Dans certains quartiers du centre ville, les camions de Netcom font plus de 4 passages par jour ce qui engendre des encombrements quand les éboueurs ramassent les ordures fraichement déposées par les habitants et les commerçants.

«Nous n’arrivons pas à nous reposer. Nous réalisons plusieurs sorties chaque jour.
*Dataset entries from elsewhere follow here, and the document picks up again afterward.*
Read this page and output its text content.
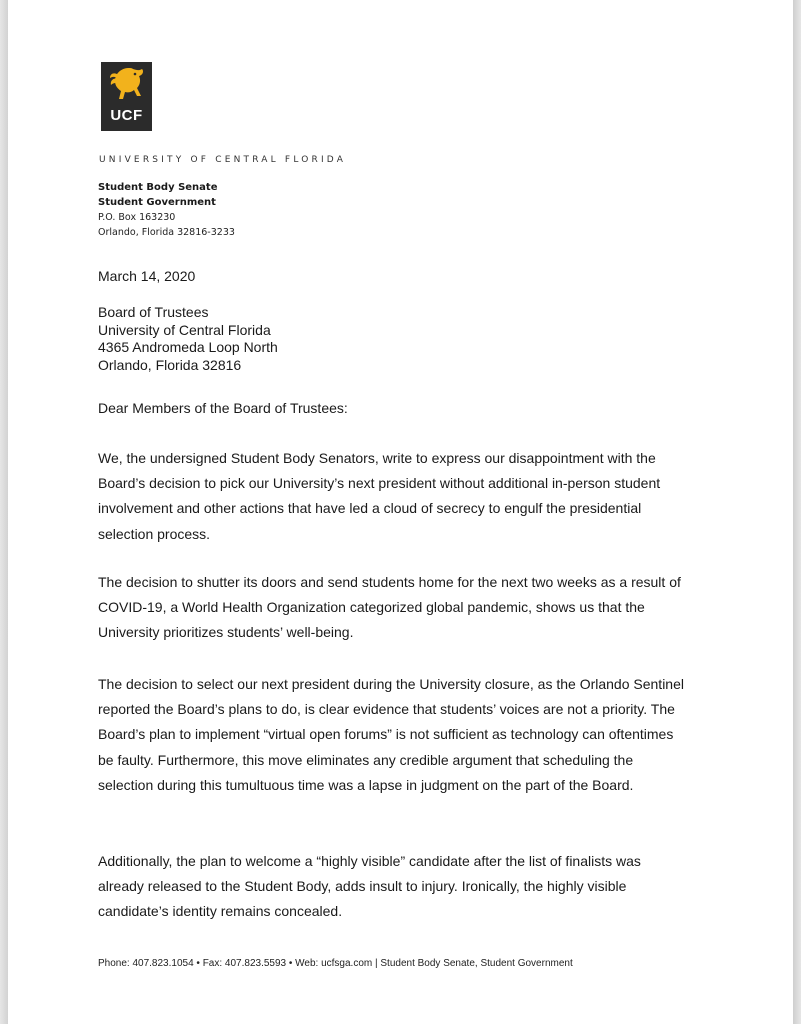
UCF
UNIVERSITY OF CENTRAL FLORIDA
Student Body Senate
Student Government
P.O. Box 163230
Orlando, Florida 32816-3233
March 14, 2020
Board of Trustees
University of Central Florida
4365 Andromeda Loop North
Orlando, Florida 32816
Dear Members of the Board of Trustees:

We, the undersigned Student Body Senators, write to express our disappointment with the Board’s decision to pick our University’s next president without additional in-person student involvement and other actions that have led a cloud of secrecy to engulf the presidential selection process.

The decision to shutter its doors and send students home for the next two weeks as a result of COVID-19, a World Health Organization categorized global pandemic, shows us that the University prioritizes students’ well-being.

The decision to select our next president during the University closure, as the Orlando Sentinel reported the Board’s plans to do, is clear evidence that students’ voices are not a priority. The Board’s plan to implement “virtual open forums” is not sufficient as technology can oftentimes be faulty. Furthermore, this move eliminates any credible argument that scheduling the selection during this tumultuous time was a lapse in judgment on the part of the Board.

Additionally, the plan to welcome a “highly visible” candidate after the list of finalists was already released to the Student Body, adds insult to injury. Ironically, the highly visible candidate’s identity remains concealed.

Phone: 407.823.1054 • Fax: 407.823.5593 • Web: ucfsga.com | Student Body Senate, Student Government
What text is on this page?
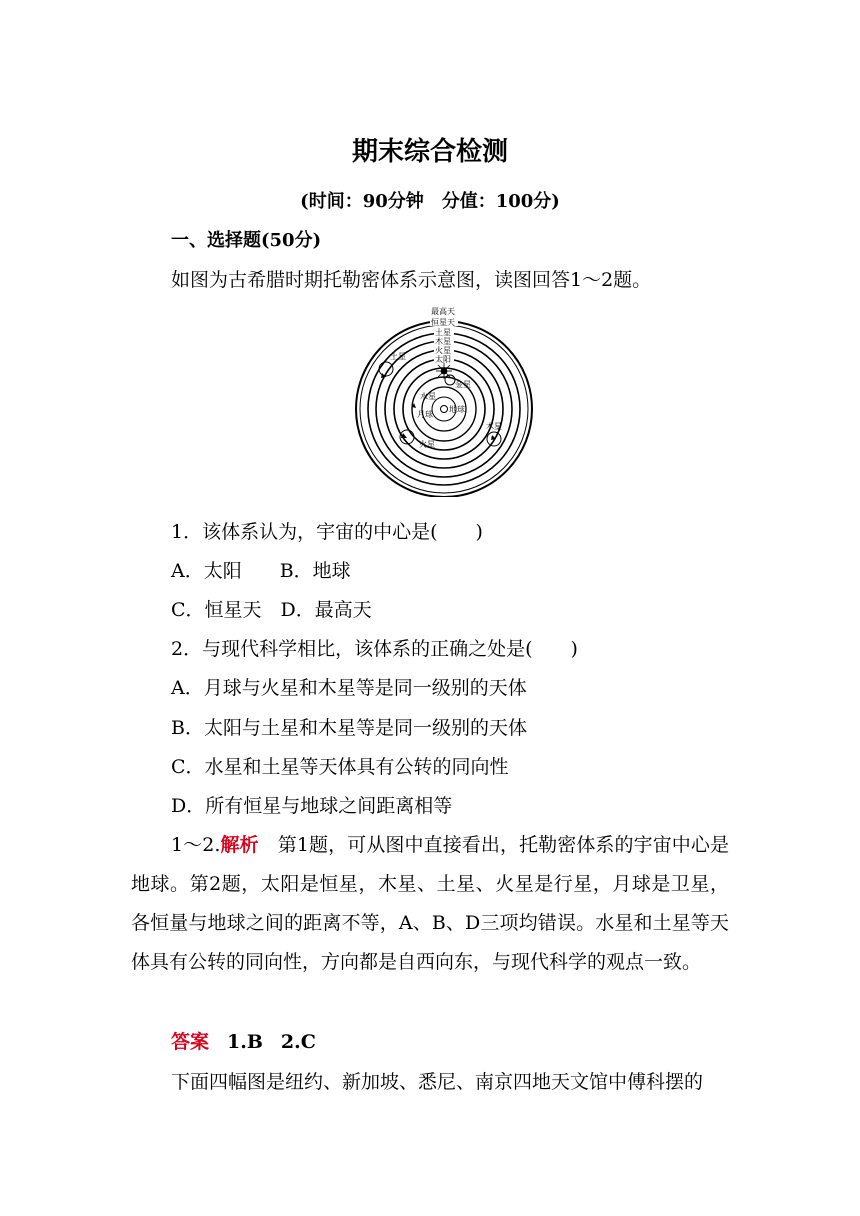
期末综合检测
(时间：90分钟　分值：100分)
一、选择题(50分)
如图为古希腊时期托勒密体系示意图，读图回答1～2题。
最高天
恒星天
土星
木星
火星
太阳
土星
金星
水星
月球
地球
火星
木星
1．该体系认为，宇宙的中心是(　　)
A．太阳　　B．地球
C．恒星天　D．最高天
2．与现代科学相比，该体系的正确之处是(　　)
A．月球与火星和木星等是同一级别的天体
B．太阳与土星和木星等是同一级别的天体
C．水星和土星等天体具有公转的同向性
D．所有恒星与地球之间距离相等
1～2.解析　第1题，可从图中直接看出，托勒密体系的宇宙中心是地球。第2题，太阳是恒星，木星、土星、火星是行星，月球是卫星，各恒量与地球之间的距离不等，A、B、D三项均错误。水星和土星等天体具有公转的同向性，方向都是自西向东，与现代科学的观点一致。
答案 1.B 2.C
下面四幅图是纽约、新加坡、悉尼、南京四地天文馆中傅科摆的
Dans certaines capitales étrangères, les éboueurs ne passent qu’une fois par semaine et les rues sont pourtant propres», dit un responsable de Netcom que nous avons croisé au marché des Trois horloges à Bab El Oued.

«Si cette campagne dure dans le temps, je suis sûr que les algériens finiront par adopter les meilleurs reflexes», dit un habitant de Bab El Oued.

L’épisode du choléra a permis de mettre en avant l’importance de la propreté des villes pour justement éviter d’autres épidémies transmises par les vecteurs qui vivent au milieu de la saleté.

Comme première mesure, la Ministre de l’environnement Fatima Zohra Zerouati a lancé une campagne de nettoiement le 30 août dernier à travers le territoire national sous le slogan : «Ramène tes voisins pour qu’on la nettoie et qu’on la laisse propre».

Elle a même pris part à cette campagne dans plusieurs communes de la wilaya d’Alger. «Les objectifs de la stratégie de protection de l’environnement ne peuvent être réalisés en l’absence du sens de civisme, manquant dans la société algérienne, malgré la volonté politique, les technologies et l’affectation d’importantes enveloppes financières», a-t-elle précisé.

L’initiative semble louable. Elle est en effet sensée faire prendre conscience aux  citoyens des dangers de la saleté et de la nécessité d’un environnement sain. Ainsi, ils sont appelés désormais à prendre part au nettoyage de leurs quartiers.

Pourtant  l’expérience semble marquer le pas. Elle n’a pas été renouvelée le jeudi 6 septembre 2018 alors que de nombreux jeunes et retraités s’étaient mobilisés.

«Je m’attendais à la reprise de la campagne de volontariat. J’ai attendu en vain durant deux heures avant de rentrer chez moi», dit un retraité qui habite Birkhadem.

Il est même  découragé, car il tient à ce que cette campagne soit un véritable mouvement qui doit durer dans le temps. «Nous devons activer pour rendre nos villes propres, alors je suis pour une campagne de nettoyage tous les jeudis», ajoute-t-il.

Selon des sources proches du ministère de l’Environnement, la campagne sera maintenue et elle est appelée à devenir une habitude.

«Le 6 septembre a coïncidé avec la rentrée scolaire alors les équipes des travailleurs communaux étaient occupées par des travaux dans les écoles. Nous reprendrons le nettoyage dès que les enfants reprendront normalement leur scolarité», a dit un élu de la commune de Bab El Oued.